Стоим у фонтанчика. Через дорогу — двухэтажный универсам. Малеев дает Онищенке рубль.
— Тебе две?
— Ага.
— А ты, Вова, будешь?
— Одну.
Я даю ему две «пятнашки» и «двадцарик».
— Значит, вам троим — по две, Вове — одну, ну и себе я две. Короче, пошел я.
Онищенко подходит к двум пацанам. Им лет по семнадцать-восемнадцать. У одного на куртке — круглый значок, что на нем — отсюда не видно.
Курилович говорит:
— Зря Малого послали — надо было идти всем.

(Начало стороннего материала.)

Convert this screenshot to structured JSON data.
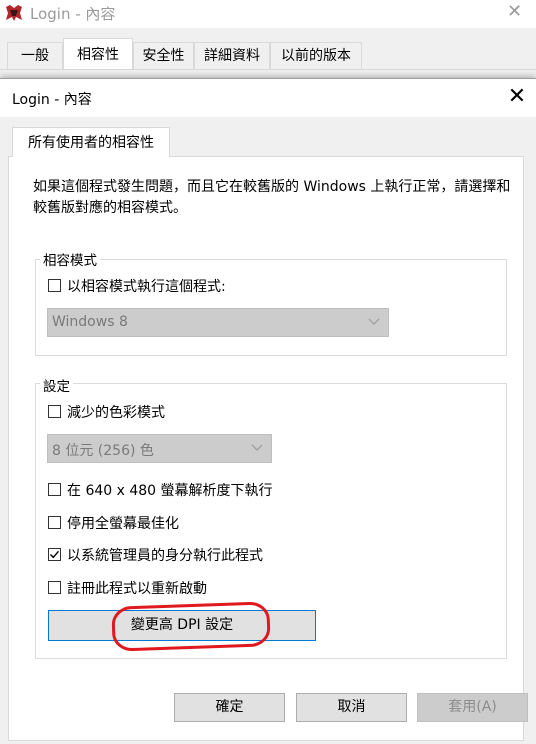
{
  "background_window": {
    "title": "Login - 內容",
    "close_glyph": "✕",
    "tabs": [
      "一般",
      "相容性",
      "安全性",
      "詳細資料",
      "以前的版本"
    ],
    "active_tab": "相容性"
  },
  "dialog": {
    "title": "Login - 內容",
    "close_glyph": "✕",
    "tab": "所有使用者的相容性",
    "intro_text": "如果這個程式發生問題，而且它在較舊版的 Windows 上執行正常，請選擇和較舊版對應的相容模式。",
    "compat_group": {
      "label": "相容模式",
      "checkbox_label": "以相容模式執行這個程式:",
      "checked": false,
      "select_value": "Windows 8"
    },
    "settings_group": {
      "label": "設定",
      "reduced_color": {
        "label": "減少的色彩模式",
        "checked": false
      },
      "color_select_value": "8 位元 (256) 色",
      "low_res": {
        "label": "在 640 x 480 螢幕解析度下執行",
        "checked": false
      },
      "disable_fullscreen": {
        "label": "停用全螢幕最佳化",
        "checked": false
      },
      "run_as_admin": {
        "label": "以系統管理員的身分執行此程式",
        "checked": true
      },
      "register_restart": {
        "label": "註冊此程式以重新啟動",
        "checked": false
      },
      "dpi_button": "變更高 DPI 設定"
    },
    "buttons": {
      "ok": "確定",
      "cancel": "取消",
      "apply": "套用(A)"
    }
  },
  "colors": {
    "focus_border": "#0078d7",
    "annotation": "#e0191f"
  },
  "icons": [
    "app-icon",
    "close-icon",
    "chevron-down-icon",
    "checkmark-icon"
  ]
}
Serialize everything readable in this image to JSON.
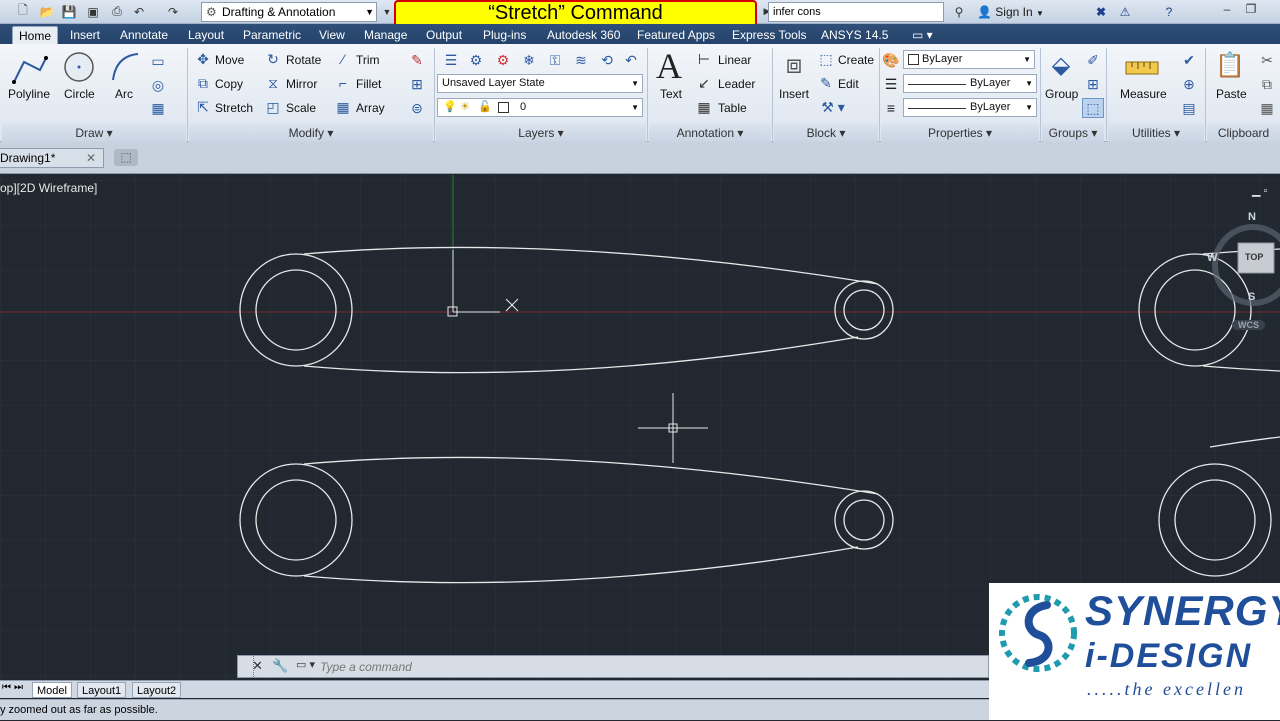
{
  "title_bar": {
    "workspace": "Drafting & Annotation",
    "banner": "“Stretch” Command",
    "search_value": "infer cons",
    "sign_in": "Sign In"
  },
  "tabs": [
    "Home",
    "Insert",
    "Annotate",
    "Layout",
    "Parametric",
    "View",
    "Manage",
    "Output",
    "Plug-ins",
    "Autodesk 360",
    "Featured Apps",
    "Express Tools",
    "ANSYS 14.5"
  ],
  "ribbon": {
    "draw": {
      "title": "Draw",
      "polyline": "Polyline",
      "circle": "Circle",
      "arc": "Arc"
    },
    "modify": {
      "title": "Modify",
      "move": "Move",
      "rotate": "Rotate",
      "trim": "Trim",
      "copy": "Copy",
      "mirror": "Mirror",
      "fillet": "Fillet",
      "stretch": "Stretch",
      "scale": "Scale",
      "array": "Array"
    },
    "layers": {
      "title": "Layers",
      "layer_state": "Unsaved Layer State",
      "current_layer": "0"
    },
    "annotation": {
      "title": "Annotation",
      "text": "Text",
      "linear": "Linear",
      "leader": "Leader",
      "table": "Table"
    },
    "block": {
      "title": "Block",
      "insert": "Insert",
      "create": "Create",
      "edit": "Edit"
    },
    "properties": {
      "title": "Properties",
      "color": "ByLayer",
      "linetype": "ByLayer",
      "lineweight": "ByLayer"
    },
    "groups": {
      "title": "Groups",
      "group": "Group"
    },
    "utilities": {
      "title": "Utilities",
      "measure": "Measure"
    },
    "clipboard": {
      "title": "Clipboard",
      "paste": "Paste"
    }
  },
  "file_tab": "Drawing1*",
  "viewport_label": "op][2D Wireframe]",
  "viewcube": {
    "north": "N",
    "west": "W",
    "top": "TOP",
    "south": "S",
    "wcs": "WCS"
  },
  "command_line": {
    "placeholder": "Type a command"
  },
  "layout_tabs": [
    "Model",
    "Layout1",
    "Layout2"
  ],
  "status_message": "y zoomed out as far as possible.",
  "logo": {
    "line1": "SYNERGY",
    "line2": "i-DESIGN",
    "line3": ".....the excellen"
  },
  "colors": {
    "canvas": "#212830",
    "banner": "#ffff00",
    "banner_border": "#d40000",
    "ribbon_tabs": "#2f4f79",
    "logo_blue": "#1f4e9a"
  }
}
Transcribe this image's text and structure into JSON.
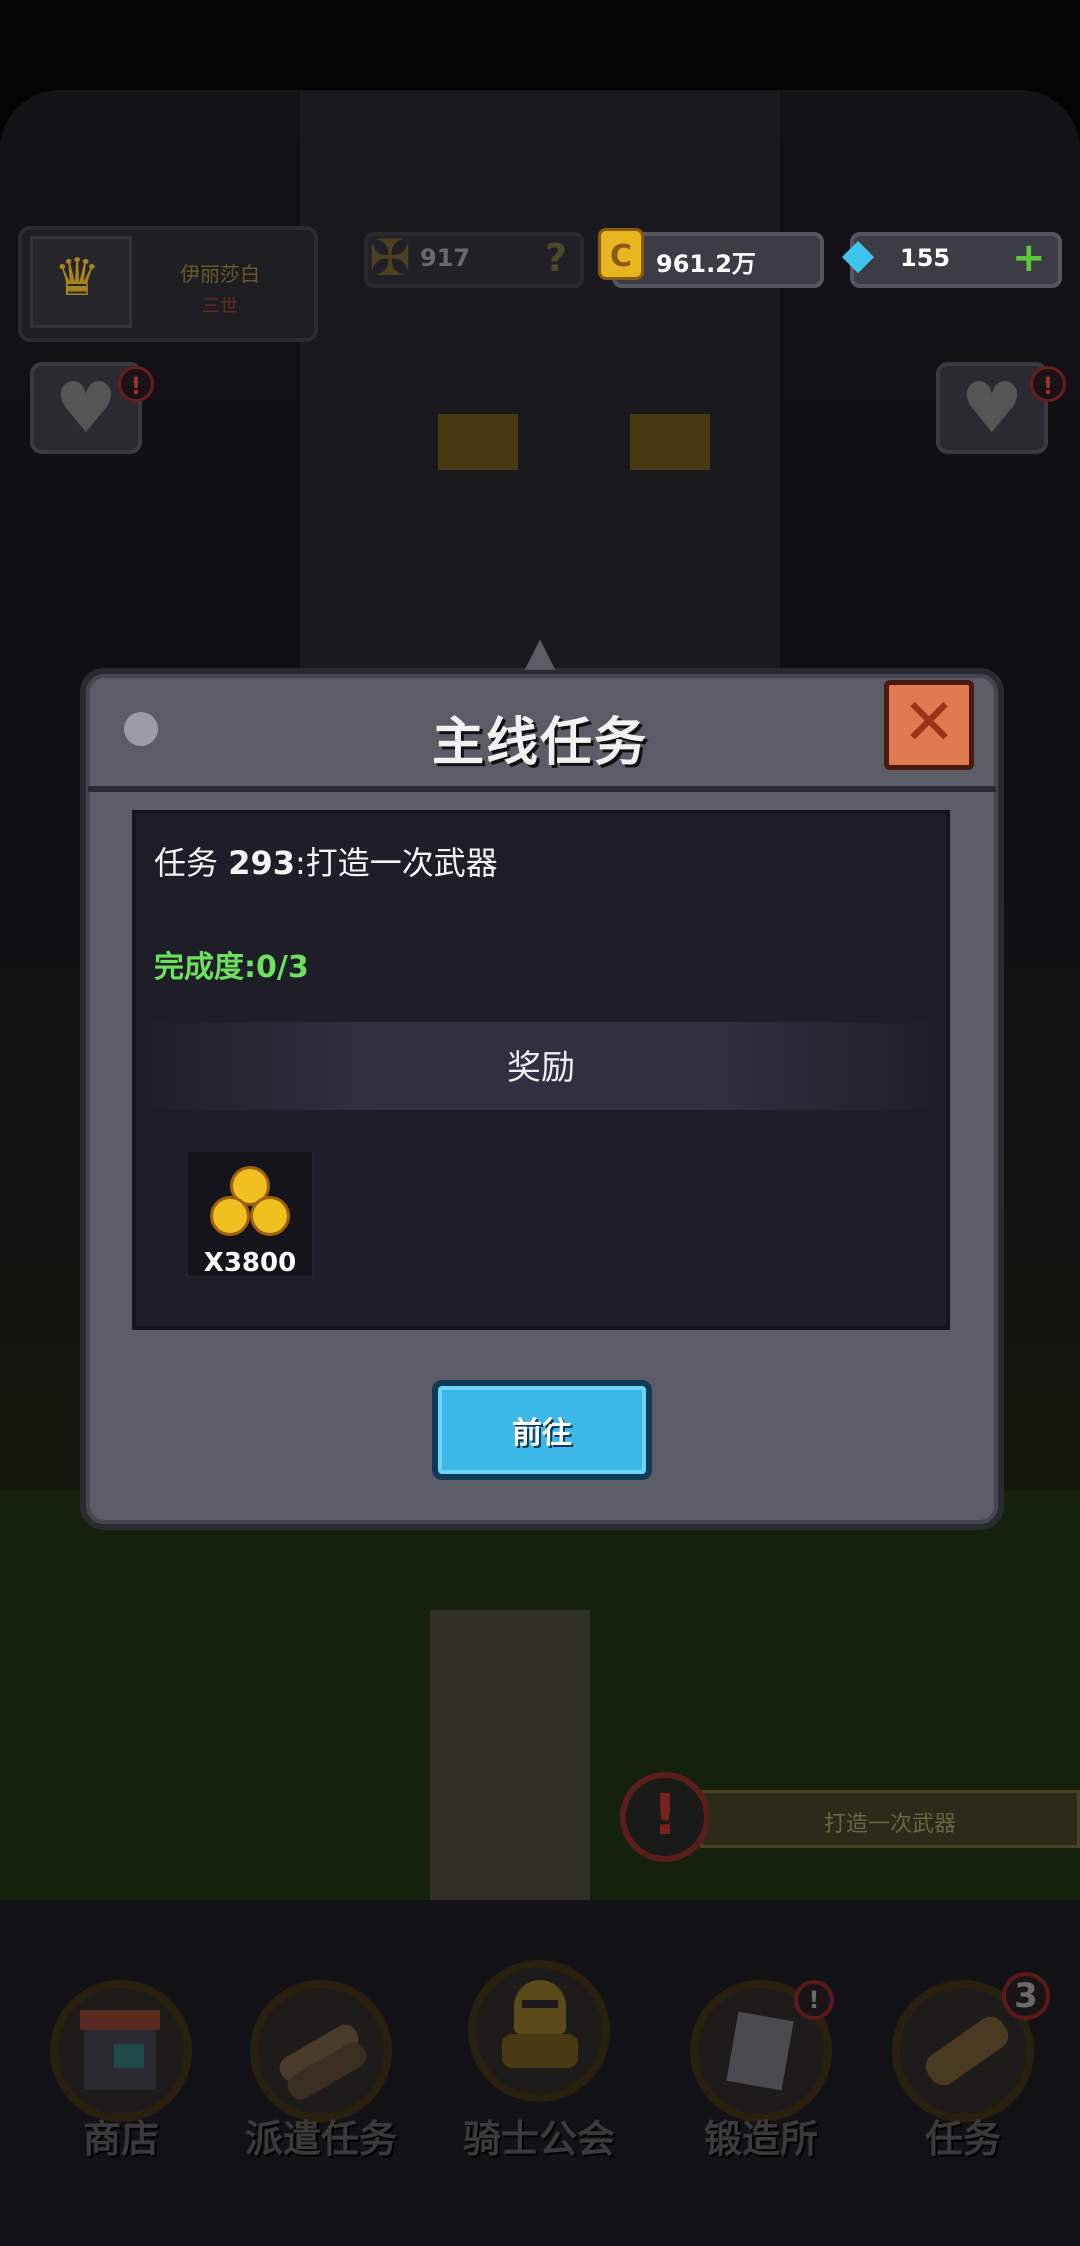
{
  "hud": {
    "player_name": "伊丽莎白",
    "player_rank": "三世",
    "power_value": "917",
    "power_help": "?",
    "gold_value": "961.2万",
    "gem_value": "155",
    "gem_add": "+"
  },
  "modal": {
    "title": "主线任务",
    "quest_prefix": "任务 ",
    "quest_number": "293",
    "quest_desc": ":打造一次武器",
    "progress": "完成度:0/3",
    "reward_label": "奖励",
    "reward_qty": "X3800",
    "go_button": "前往"
  },
  "quest_hint": {
    "icon": "!",
    "text": "打造一次武器"
  },
  "nav": {
    "items": [
      {
        "label": "商店",
        "icon": "shop-icon"
      },
      {
        "label": "派遣任务",
        "icon": "logs-icon"
      },
      {
        "label": "骑士公会",
        "icon": "knight-icon"
      },
      {
        "label": "锻造所",
        "icon": "anvil-icon",
        "alert": "!"
      },
      {
        "label": "任务",
        "icon": "scroll-icon",
        "badge": "3"
      }
    ]
  },
  "colors": {
    "accent_blue": "#3cb8e8",
    "close_orange": "#e07a50",
    "progress_green": "#6ee060",
    "gold": "#f0c020"
  }
}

А то насуют ему и бабки заберут.
Онищенко идет с местными пацанами за магазин. Курилович кричит:
— Малый!
Он не оборачивается.
— Ну что? — спрашивает Малеев. — Где пиво?
— Нету. Они как узнали, что мы с Могилева — хотели отпиздить. Позвать еще здоровых пацанов… я нас еле отмазал. Пришлось отдать деньги.
— Ты что, охуел — все деньги?
— Они обыскивали, повели за магазин и обыскивали.
— Малый, я тебя сейчас убью, на хуй. Надо было самим брать — вдруг бы продали?
Сижу возле палатки, читаю книгу — «Туманность Андромеды». Подходит Малеев.
— Вова, иди-ка сюда. Надо поговорить.
Кладу между страниц закладку, захлопываю книгу, поднимаюсь.
Выходим на поляну. Там — Онищенко, Усаченок, Курилович и Колтакова. Малеев хватает Колтакову за руку.
— Ну что, ебал он тебя или нет?
Она выхватывает руку.
— Не твое дело, понял? И только тронь меня, не дай бог…
— А ты меня не пугай…
— А я тебя не пугаю. Потом сам увидишь…
Колтакова идет к автобусу. Все смотрят на меня. Онищенко противно улыбается. Малеев говорит:
— Ты что, думаешь — самый умный, да? А мы все — дурные?
— А что такое?
— Ничего.
Он резко поднимает руку, я вздрагиваю.
— Не бойся, мы тебя бить не будем. Мы тебя немного поучим.
Курилович кричит:
— Вали его! Темную!
Стучу по двери автобуса. Открывает классная.
— Елена Семеновна, можно я в автобусе буду спать? Мне что-то в палатке холодно…
— А почему у тебя куртка мокрая? И вся в зелени?
— Это я поскользнулся…
— Ладно, заходи…
На переднем сиденье расстелена газета, на ней — нарезанное сало, вареные яйца, хлеб, соленые огурцы.
Через проход сидят Миша, второй водитель Валера и географичка Прудникова.
Я ложусь на заднее, широкое сиденье.
Классная негромко говорит Мише:
— Хороший ученик… Мать в родительском комитете… Нельзя…
Миша что-то бурчит, шелестит бумагой. Звенят стаканы.
Натягиваю кроссовки. Ноги за ночь распухли, еле влезают. Миша и классная спят на переднем сиденье, обнявшись. Валера и Прудникова — тоже вместе, через проход. На полу валяются две пустых бутылки от водки.
Я осторожно, чтобы их не разбудить, закрываю дверь автобуса. Холодно. Я застегиваю куртку.
Возле палатки курит Онищенко.
— Привет! — Он сует мне руку, я жму ее. — Ты где спал, в автобусе? Ладно, ты не обижайся за это. Пошли, что-то покажу…
— Затычки?
— Какие, бля, затычки? Ты что, дурной? — Он смеется.
Идем по лесу в сторону шоссе. Онищенко останавливается.
— Дай слово пацана, что никому не скажешь.
— Слово пацана.
— Дай зуб.
Я цепляю ногтем передний зуб.
Он сует руку в карман, достает значок. На нем — Томас Андерс с Дитером Боленом и надпись «Modern Talking».
— Я вчера у пацана купил.
— За сколько?
— За четыре.
— Значит, они не забрали у тебя деньги?
— Нет. Но ты мне зуб дал, что никому не скажешь. Всё, пошли назад.